In early October, the garden needed to prepare for winter. I had done a minimal amount of weeding. It wasn’t my favorite thing to do. But now there were plants to cut back, plants to transfer inside, plants that needed to “winter-over,” as my mom called it when she did her final planting of the year.

It was a Sunday when I went to work in Mom’s garden. Sunday Funday, we used to call it. Mom usually felt refreshed after her day off. An hour into weeding, I found her wedding ring. It was placed on the ledge of her birdbath.

 

Dad was sure it was a sign she had been kidnapped. Mom only took her ring off to garden, and only put it right there, on the birdbath. She never forgot it. She wouldn’t have left it.

In all my time spent watering Mom’s garden, I had failed to notice her ring. For close to three weeks, I hadn’t seen it sitting there. Dad hadn’t seen it. The police hadn’t seen it. My brothers hadn’t seen it. When Dad finally let me back in the garden, I said I was weeding, but really I was digging for my mom.

 

It wasn’t until the summer I turned eleven that I found another clue. I planted birdhouse gourds along the back trellis of my mom’s garden. She had done this for us once, before she got lost. She grew three gourds, one for each of us. We put them in our dark basement to dry out over the winter, pulling out the seeds the next spring and painting the gourds bright yellow and blue and green. They were meant to be homes for birds, and we enticed the birds to come and find them by spilling seeds inside the gourd houses. Only, squirrels found the gourds first and ripped them open for the seeds. This time, I’d make sure the squirrels kept their distance.

The longer my mom was gone, the less angry my dad became, though we had to tread carefully around him. He wasn’t the kind of guy to let grudges go, and he desperately wanted someone to blame for taking away my mom. He really loved my mom. When I found the bit of fabric woven into the vines of my birdhouse gourds, I was afraid to tell him. Not because he would blame me, not because he wouldn’t believe me, but because I knew he would be angry, and beneath all that anger was a very sad man.

The vines had grown more than halfway up my mom’s trellis, with large, dark green leaves protecting yellow bursts of flowers that would soon turn into fruit. The fabric—pink strings woven together with the same pink-colored string, making bumpy flowers on top—was threaded through the only place on the vine where there were no leaves, nothing to block the fabric from being found.
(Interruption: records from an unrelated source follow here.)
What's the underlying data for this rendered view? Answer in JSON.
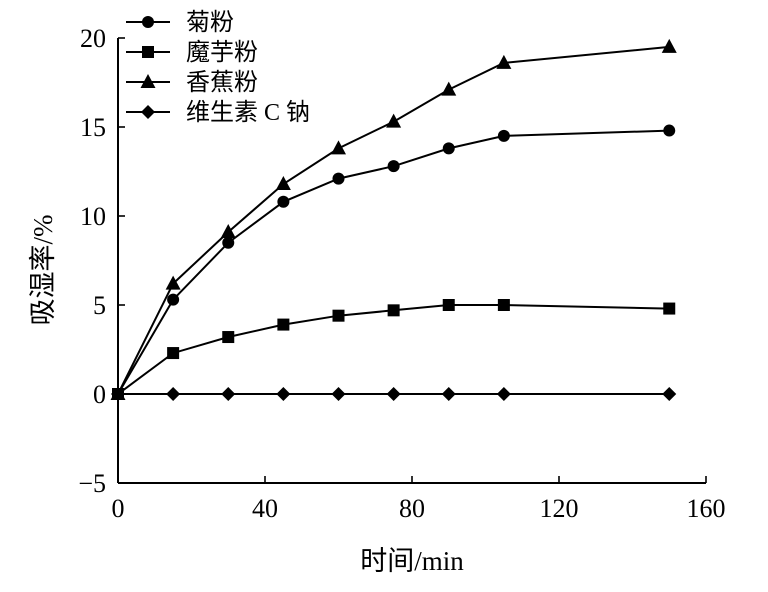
{
  "chart_data": {
    "type": "line",
    "xlabel": "时间/min",
    "ylabel": "吸湿率/%",
    "xlim": [
      0,
      160
    ],
    "ylim": [
      -5,
      20
    ],
    "x_ticks": [
      0,
      40,
      80,
      120,
      160
    ],
    "y_ticks": [
      -5,
      0,
      5,
      10,
      15,
      20
    ],
    "grid": false,
    "legend_position": "top-left",
    "series": [
      {
        "name": "菊粉",
        "marker": "circle",
        "x": [
          0,
          15,
          30,
          45,
          60,
          75,
          90,
          105,
          150
        ],
        "y": [
          0,
          5.3,
          8.5,
          10.8,
          12.1,
          12.8,
          13.8,
          14.5,
          14.8
        ]
      },
      {
        "name": "魔芋粉",
        "marker": "square",
        "x": [
          0,
          15,
          30,
          45,
          60,
          75,
          90,
          105,
          150
        ],
        "y": [
          0,
          2.3,
          3.2,
          3.9,
          4.4,
          4.7,
          5.0,
          5.0,
          4.8
        ]
      },
      {
        "name": "香蕉粉",
        "marker": "triangle",
        "x": [
          0,
          15,
          30,
          45,
          60,
          75,
          90,
          105,
          150
        ],
        "y": [
          0,
          6.2,
          9.1,
          11.8,
          13.8,
          15.3,
          17.1,
          18.6,
          19.5
        ]
      },
      {
        "name": "维生素 C 钠",
        "marker": "diamond",
        "x": [
          0,
          15,
          30,
          45,
          60,
          75,
          90,
          105,
          150
        ],
        "y": [
          0,
          0,
          0,
          0,
          0,
          0,
          0,
          0,
          0
        ]
      }
    ]
  }
}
As though someone wanted the fabric to be found.

Of course, all the questions a son would ask wracked my brain. And my father looked desperately for answers, calling back the police. And my brothers cried. We all cried. And nothing changed. There were no answers to any of our questions.

We grew up. My brothers went to college. I did too, but not far from home. I wanted to keep my mother’s garden going. I stopped telling my family when I found something new. After all, each new piece of fabric or ornament or shell I found could have been there in the dirt all this time, waiting to be uncovered. It wasn’t worth upsetting anyone anymore. The police were tired of returning to our home to search for a mother who wouldn’t be returning.

I stayed. I liked the idea of my mother watching me, leaving hints of herself for me to discover, even if it was all in my head. Maybe it didn’t matter. Maybe it was enough to keep the garden growing. To watch the little plant babies grow up, bloom, and fruit. In that way, I was like her. My mother’s love of gardening began when I was conceived, and I would keep her memory alive.